IBM Corp suffered after reporting its lowest quarterly revenue in five years as the company struggles with falling demand for its storage and server products. Total revenue fell 4 percent to $22.5 billion in the first quarter, below average estimate of $22.91 billion.
Shares of the world's largest technology services company fell about 4 percent to $188.20 in after-hours trade.
Currency markets were quieter with the dollar just a whisker firmer at 102.22 yen, while the euro reached a two-week high of 141.77 yen before edging back to 141.22.
Investors are now awaiting a speech from Bank of Japan Governor Haruhiko Kuroda, who on Wednesday affirmed the central bank's optimistic view of the economy.
LOW INFLATION MEANS LOW RATES
Fed Chair Janet Yellen told the Economic Club of New York that it might take two years to return to full employment and there was more risk of inflation staying too low, than going too high.
Yellen said achieving the Fed's economic goals "will likely require low real interest rates for some time," a policy view she said was shared broadly across many advanced economies.
"We read this as a not-so-subtle signal that, although the committee has gradually begun to remove its outright commitment to low rates and balance sheet expansion, the Fed is in no hurry to accelerate the trend or initiate a rate hike cycle," said Michael Gapen, and economist at Barclays.
The prospect of low rates for longer helped pull down long-term borrowing costs.

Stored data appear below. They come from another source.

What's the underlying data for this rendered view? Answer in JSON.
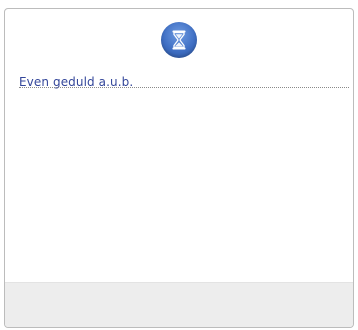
{
  "dialog": {
    "icon": "hourglass-icon",
    "message": "Even geduld a.u.b."
  },
  "colors": {
    "icon_accent": "#3f6fc4",
    "message_text": "#33469a",
    "footer_bg": "#ededed"
  }
}
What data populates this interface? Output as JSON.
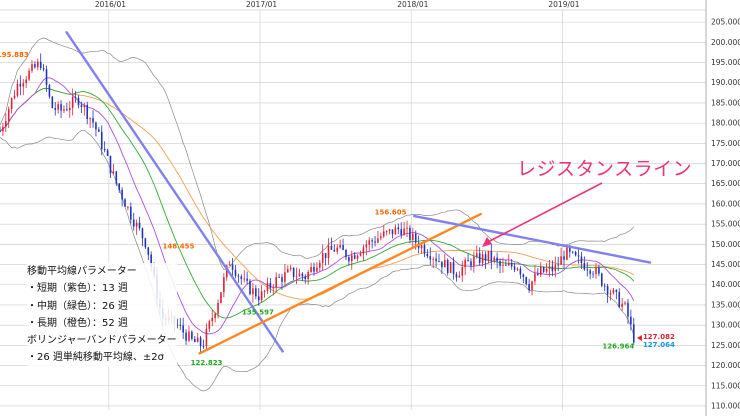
{
  "chart_data": {
    "type": "candlestick",
    "x_ticks": [
      "2016/01",
      "2017/01",
      "2018/01",
      "2019/01"
    ],
    "y_ticks": [
      110,
      115,
      120,
      125,
      130,
      135,
      140,
      145,
      150,
      155,
      160,
      165,
      170,
      175,
      180,
      185,
      190,
      195,
      200,
      205
    ],
    "ylim": [
      109,
      208
    ],
    "price_labels": {
      "high_2015": "195.883",
      "high_2016": "148.455",
      "low_2016": "122.823",
      "low_2017": "135.597",
      "high_2018": "156.605",
      "low_2019": "126.964",
      "last_close": "127.082",
      "last_bid": "127.064"
    },
    "key_points": [
      {
        "label": "195.883",
        "t": 2015.55,
        "y": 195.883
      },
      {
        "label": "148.455",
        "t": 2016.58,
        "y": 148.455
      },
      {
        "label": "122.823",
        "t": 2016.62,
        "y": 122.823
      },
      {
        "label": "135.597",
        "t": 2017.0,
        "y": 135.597
      },
      {
        "label": "156.605",
        "t": 2017.93,
        "y": 156.605
      },
      {
        "label": "126.964",
        "t": 2019.45,
        "y": 126.964
      },
      {
        "label": "127.082",
        "t": 2019.48,
        "y": 127.082
      }
    ],
    "trendlines": [
      {
        "name": "down-trend",
        "color": "#8080ee",
        "from": [
          2015.72,
          202.5
        ],
        "to": [
          2017.15,
          123.5
        ]
      },
      {
        "name": "up-trend",
        "color": "#ff8822",
        "from": [
          2016.6,
          123.0
        ],
        "to": [
          2018.46,
          157.5
        ]
      },
      {
        "name": "resistance-line",
        "color": "#8080ee",
        "from": [
          2018.02,
          157.0
        ],
        "to": [
          2019.58,
          145.5
        ]
      }
    ],
    "series": [
      {
        "name": "短期（紫色）：13 週",
        "color": "#b050e0"
      },
      {
        "name": "中期（緑色）：26 週",
        "color": "#33aa33"
      },
      {
        "name": "長期（橙色）：52 週",
        "color": "#f0a050"
      },
      {
        "name": "26 週単純移動平均線、±2σ",
        "color": "#888888"
      }
    ],
    "colors": {
      "up": "#dd2233",
      "down": "#2233bb",
      "grid": "#cccccc"
    }
  },
  "legend": {
    "title_ma": "移動平均線パラメーター",
    "short": "・短期（紫色）：13 週",
    "mid": "・中期（緑色）：26 週",
    "long": "・長期（橙色）：52 週",
    "title_bb": "ボリンジャーバンドパラメーター",
    "bb": "・26 週単純移動平均線、±2σ"
  },
  "annotation": {
    "resistance_label": "レジスタンスライン"
  }
}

Yields on Treasury 30-year bonds dipped to 3.44 percent and near lows not seen since July last year.
Bonds in Europe continued their spectacular rally amid speculation that persistently low inflation would force the European Central Bank to launch further stimulus.
Yields on Spanish 10-year debt sank to their lowest in over eight years at 3.06 percent, while Italian 10-year yields hit an all-time trough at 3.11 percent.
Economic news out of the United States was mixed with industrial production beating forecasts but housing starts disappointing.
Still, investors were cheered by the Fed's Beige Book of anecdotal information on business activity which showed activity picked up in recent weeks as a weather-related drag lifted.
Spot gold steadied at $1,302.96 an ounce having found support in the $1,290/1,293 area after a technical selloff early in the week.
Brent crude rose toward $110 a barrel on Wednesday on mounting tensions in Ukraine. Ukrainian government forces and separatist pro-Russian militia staged rival shows of force in eastern Ukraine on the eve of crucial talks on the former Soviet state's future.
Brent crude for June added 4 cents to $109.64 a barrel, its highest level since March 3. U.S. crude was up 15 cents at $103.91 a barrel, shrugging off a huge build in stockpiles.